Vu la procédure suivante :
Procédure contentieuse antérieure :
M. B... D... a demandé au tribunal administratif de Cergy-Pontoise d'annuler l'arrêté du 6 décembre 2019 par lequel le maire de Bagneux lui a infligé la sanction d'exclusion temporaire de ses fonctions d'une durée d'un an, d'enjoindre à la commune de Bagneux de reconstituer sa carrière dans le délai d'un mois à compter de la notification du jugement et de mettre à la charge de la commune de Bagneux la somme de 3 000 euros sur le fondement des dispositions de l'article L. 761-1 du code de justice administrative.
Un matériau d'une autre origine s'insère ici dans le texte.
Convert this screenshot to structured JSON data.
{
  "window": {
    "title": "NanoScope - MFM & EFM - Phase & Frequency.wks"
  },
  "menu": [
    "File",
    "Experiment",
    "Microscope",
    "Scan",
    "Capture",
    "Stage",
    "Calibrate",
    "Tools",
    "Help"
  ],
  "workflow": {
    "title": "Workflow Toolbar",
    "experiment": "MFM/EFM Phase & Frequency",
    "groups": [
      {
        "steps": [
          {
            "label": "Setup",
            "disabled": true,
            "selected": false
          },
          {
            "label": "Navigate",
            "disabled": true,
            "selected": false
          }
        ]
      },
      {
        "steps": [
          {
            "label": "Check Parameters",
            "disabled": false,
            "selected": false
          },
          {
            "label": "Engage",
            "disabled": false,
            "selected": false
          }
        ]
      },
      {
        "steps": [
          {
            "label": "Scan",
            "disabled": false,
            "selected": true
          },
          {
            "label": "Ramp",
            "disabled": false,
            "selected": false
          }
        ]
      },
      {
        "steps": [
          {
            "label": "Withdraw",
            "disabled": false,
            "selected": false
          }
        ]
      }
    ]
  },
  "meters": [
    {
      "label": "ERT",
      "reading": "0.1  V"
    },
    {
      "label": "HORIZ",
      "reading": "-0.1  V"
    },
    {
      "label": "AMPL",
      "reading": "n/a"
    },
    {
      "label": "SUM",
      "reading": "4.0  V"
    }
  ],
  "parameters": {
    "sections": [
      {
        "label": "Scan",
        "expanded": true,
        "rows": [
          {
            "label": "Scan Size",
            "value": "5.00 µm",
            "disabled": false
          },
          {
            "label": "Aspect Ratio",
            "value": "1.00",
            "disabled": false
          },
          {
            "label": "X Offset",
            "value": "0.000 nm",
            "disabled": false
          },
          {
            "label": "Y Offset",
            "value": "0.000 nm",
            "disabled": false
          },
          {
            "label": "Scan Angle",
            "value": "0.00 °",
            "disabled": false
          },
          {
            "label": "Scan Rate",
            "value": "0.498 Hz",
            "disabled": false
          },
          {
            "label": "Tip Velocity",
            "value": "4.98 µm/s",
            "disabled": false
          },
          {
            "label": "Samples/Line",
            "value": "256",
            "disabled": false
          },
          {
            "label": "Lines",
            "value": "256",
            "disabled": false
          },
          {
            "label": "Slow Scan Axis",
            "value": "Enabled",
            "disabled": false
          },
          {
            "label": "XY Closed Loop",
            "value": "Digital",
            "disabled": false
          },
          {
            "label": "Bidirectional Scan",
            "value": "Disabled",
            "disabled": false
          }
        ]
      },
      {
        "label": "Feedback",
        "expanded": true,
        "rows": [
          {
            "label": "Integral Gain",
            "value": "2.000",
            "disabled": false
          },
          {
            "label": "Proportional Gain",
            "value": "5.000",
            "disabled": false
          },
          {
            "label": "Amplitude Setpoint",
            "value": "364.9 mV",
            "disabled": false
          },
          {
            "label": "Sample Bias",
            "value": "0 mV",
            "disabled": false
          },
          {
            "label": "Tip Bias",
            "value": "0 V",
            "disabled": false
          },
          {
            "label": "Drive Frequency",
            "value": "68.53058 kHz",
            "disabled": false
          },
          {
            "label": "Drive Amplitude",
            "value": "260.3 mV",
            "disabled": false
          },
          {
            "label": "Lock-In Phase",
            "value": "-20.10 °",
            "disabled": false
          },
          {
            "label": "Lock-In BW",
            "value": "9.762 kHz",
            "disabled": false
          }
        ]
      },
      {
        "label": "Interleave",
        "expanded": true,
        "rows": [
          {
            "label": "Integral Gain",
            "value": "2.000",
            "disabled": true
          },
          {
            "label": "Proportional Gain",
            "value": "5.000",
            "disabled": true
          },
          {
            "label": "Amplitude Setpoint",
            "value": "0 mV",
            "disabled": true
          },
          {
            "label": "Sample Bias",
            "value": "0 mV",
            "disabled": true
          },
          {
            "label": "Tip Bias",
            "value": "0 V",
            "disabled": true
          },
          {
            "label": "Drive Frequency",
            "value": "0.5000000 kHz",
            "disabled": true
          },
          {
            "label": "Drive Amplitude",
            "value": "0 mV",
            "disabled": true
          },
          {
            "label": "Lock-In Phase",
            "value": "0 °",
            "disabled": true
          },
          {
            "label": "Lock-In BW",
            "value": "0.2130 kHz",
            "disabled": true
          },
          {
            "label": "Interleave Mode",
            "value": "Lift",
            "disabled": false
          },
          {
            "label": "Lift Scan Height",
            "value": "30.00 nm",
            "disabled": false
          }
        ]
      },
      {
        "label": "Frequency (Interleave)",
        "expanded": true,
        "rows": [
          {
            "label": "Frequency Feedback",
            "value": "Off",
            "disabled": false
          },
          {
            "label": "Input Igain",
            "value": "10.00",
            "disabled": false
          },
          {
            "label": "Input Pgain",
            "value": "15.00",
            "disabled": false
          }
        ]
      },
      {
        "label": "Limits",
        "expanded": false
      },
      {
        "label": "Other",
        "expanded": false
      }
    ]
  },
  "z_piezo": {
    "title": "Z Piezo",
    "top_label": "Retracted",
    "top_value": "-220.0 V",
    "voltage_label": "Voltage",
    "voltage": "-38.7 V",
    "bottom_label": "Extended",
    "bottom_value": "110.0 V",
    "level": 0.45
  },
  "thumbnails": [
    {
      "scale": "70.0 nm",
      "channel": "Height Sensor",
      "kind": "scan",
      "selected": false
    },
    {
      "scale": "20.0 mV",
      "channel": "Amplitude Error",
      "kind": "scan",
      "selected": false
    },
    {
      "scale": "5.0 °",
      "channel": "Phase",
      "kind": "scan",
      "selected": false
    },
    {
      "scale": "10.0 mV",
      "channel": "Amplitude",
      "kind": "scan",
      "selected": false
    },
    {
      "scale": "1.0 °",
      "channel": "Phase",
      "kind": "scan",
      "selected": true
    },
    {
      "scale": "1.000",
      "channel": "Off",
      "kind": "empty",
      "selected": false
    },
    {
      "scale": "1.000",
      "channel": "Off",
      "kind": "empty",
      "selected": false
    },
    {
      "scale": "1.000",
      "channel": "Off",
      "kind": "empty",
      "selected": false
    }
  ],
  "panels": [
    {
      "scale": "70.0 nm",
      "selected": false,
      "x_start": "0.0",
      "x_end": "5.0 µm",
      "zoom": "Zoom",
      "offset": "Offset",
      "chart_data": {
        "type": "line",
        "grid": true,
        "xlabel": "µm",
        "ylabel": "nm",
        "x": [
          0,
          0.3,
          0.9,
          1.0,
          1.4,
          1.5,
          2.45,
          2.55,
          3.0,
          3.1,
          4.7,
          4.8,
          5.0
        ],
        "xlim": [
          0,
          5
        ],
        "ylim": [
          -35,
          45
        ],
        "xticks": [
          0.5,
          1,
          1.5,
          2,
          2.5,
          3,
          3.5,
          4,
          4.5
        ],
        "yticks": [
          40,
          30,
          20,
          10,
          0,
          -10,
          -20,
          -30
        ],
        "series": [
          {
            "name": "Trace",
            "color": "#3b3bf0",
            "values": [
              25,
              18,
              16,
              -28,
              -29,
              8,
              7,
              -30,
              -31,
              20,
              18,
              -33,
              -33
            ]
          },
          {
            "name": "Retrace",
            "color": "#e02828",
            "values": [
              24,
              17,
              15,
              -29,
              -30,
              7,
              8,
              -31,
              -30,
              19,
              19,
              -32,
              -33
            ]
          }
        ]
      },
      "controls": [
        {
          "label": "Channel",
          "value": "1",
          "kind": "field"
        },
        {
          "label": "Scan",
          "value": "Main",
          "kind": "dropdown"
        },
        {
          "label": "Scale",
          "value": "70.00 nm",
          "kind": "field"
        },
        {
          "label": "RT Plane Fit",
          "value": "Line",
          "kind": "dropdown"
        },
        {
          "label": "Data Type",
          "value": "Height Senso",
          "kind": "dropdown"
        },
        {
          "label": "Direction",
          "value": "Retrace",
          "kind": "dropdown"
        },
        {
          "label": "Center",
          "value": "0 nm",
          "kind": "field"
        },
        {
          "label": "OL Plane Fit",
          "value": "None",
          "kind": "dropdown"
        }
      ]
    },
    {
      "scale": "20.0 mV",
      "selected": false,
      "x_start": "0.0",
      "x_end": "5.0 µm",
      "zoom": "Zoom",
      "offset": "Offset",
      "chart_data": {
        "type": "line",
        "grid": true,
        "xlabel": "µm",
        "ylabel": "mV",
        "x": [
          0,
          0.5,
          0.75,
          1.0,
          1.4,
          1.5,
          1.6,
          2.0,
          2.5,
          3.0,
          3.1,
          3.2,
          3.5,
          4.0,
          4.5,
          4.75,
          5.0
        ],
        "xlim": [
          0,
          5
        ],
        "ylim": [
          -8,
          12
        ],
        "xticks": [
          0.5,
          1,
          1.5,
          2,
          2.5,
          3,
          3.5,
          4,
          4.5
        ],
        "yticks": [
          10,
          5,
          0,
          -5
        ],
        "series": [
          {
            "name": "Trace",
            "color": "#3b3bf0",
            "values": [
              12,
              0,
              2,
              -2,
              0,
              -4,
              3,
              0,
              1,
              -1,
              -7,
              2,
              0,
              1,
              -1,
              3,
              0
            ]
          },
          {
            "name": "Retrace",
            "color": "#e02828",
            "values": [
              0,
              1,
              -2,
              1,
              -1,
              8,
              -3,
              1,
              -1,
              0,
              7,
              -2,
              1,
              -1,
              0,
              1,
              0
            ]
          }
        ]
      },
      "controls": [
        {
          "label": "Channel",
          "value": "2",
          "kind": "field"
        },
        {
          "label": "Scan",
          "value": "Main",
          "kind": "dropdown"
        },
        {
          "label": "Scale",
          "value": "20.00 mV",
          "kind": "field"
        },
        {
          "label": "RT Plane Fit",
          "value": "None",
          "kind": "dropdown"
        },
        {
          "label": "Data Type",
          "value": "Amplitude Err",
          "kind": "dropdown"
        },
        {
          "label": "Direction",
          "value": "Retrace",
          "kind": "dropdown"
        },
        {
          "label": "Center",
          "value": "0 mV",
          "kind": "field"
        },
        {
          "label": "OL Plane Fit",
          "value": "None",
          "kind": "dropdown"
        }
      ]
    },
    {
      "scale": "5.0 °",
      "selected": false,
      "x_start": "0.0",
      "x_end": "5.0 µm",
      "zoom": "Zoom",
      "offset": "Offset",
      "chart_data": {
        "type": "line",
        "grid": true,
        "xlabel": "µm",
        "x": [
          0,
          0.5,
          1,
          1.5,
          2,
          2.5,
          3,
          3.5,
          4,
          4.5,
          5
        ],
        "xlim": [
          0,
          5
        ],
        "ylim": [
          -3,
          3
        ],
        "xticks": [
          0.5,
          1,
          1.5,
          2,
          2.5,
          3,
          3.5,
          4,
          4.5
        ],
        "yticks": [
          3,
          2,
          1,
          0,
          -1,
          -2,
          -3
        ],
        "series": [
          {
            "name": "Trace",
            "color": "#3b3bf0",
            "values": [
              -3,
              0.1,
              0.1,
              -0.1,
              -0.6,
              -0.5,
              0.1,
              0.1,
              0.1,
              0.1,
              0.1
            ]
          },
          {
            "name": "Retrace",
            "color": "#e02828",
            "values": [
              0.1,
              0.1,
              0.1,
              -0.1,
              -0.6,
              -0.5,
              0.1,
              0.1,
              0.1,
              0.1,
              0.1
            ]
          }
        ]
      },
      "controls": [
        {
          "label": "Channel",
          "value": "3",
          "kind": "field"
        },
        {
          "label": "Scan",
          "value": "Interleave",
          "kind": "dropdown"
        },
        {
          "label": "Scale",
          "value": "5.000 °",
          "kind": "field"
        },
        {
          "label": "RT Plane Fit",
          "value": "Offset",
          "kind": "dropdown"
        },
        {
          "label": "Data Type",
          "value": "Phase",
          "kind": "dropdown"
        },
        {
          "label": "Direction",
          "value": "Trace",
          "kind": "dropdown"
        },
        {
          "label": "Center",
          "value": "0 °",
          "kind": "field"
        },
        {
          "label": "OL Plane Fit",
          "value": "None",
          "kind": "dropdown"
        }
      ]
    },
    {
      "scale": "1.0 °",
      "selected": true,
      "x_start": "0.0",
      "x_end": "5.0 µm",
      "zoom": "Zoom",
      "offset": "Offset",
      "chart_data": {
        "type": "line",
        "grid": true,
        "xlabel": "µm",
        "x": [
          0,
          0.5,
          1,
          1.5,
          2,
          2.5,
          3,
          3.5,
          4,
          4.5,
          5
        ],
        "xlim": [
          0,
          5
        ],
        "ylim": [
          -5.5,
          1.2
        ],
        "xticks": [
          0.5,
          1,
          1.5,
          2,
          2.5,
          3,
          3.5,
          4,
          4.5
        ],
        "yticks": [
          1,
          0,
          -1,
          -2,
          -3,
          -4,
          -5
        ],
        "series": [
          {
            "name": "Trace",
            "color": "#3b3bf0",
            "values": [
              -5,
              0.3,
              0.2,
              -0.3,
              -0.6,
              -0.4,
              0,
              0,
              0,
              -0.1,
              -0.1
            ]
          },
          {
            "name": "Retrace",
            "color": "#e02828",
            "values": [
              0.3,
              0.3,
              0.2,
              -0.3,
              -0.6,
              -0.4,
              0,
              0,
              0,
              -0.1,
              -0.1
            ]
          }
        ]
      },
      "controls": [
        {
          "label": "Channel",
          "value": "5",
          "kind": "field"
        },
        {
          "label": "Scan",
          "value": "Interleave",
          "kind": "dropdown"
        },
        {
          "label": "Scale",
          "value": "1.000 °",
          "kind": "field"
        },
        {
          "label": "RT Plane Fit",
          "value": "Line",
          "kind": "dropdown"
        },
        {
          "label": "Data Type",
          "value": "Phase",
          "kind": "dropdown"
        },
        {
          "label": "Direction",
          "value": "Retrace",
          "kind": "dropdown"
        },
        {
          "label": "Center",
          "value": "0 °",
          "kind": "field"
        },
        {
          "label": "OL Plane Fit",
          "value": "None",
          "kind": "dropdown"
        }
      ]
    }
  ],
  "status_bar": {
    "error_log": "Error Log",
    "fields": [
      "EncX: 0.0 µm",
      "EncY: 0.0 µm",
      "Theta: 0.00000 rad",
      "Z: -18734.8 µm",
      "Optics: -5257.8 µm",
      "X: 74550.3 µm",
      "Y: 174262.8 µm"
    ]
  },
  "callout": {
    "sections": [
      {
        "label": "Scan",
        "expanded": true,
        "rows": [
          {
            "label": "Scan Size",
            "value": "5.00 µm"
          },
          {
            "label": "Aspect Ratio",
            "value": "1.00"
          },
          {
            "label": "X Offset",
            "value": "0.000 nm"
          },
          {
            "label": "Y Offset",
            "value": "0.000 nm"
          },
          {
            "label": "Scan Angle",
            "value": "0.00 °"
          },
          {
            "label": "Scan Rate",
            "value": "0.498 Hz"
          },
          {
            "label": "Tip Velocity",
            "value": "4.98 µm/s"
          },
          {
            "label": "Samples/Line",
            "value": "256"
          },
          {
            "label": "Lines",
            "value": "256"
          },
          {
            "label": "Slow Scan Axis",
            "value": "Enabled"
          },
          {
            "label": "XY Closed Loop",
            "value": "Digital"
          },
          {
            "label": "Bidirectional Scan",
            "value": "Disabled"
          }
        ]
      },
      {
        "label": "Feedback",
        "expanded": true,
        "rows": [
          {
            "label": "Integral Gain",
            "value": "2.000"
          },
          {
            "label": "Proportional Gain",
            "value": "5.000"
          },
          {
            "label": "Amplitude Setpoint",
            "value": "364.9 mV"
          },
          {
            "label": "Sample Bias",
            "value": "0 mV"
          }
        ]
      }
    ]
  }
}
Par un jugement n° 1916397 du 24 mars 2022, le tribunal administratif de Cergy-Pontoise a annulé la sanction du 6 décembre 2019 ayant exclu M. D... de ses fonctions pour une durée d'un an en tant qu'elle prend effet avant le 14 décembre 2019, a enjoint au maire de Bagneux de procéder à la reconstitution de la carrière de M. D... pour la période allant du 10 décembre 2019 au 13 décembre 2019 inclus dans le délai de deux mois à compter de la notification du jugement et a rejeté le surplus des conclusions de la requête de M. D....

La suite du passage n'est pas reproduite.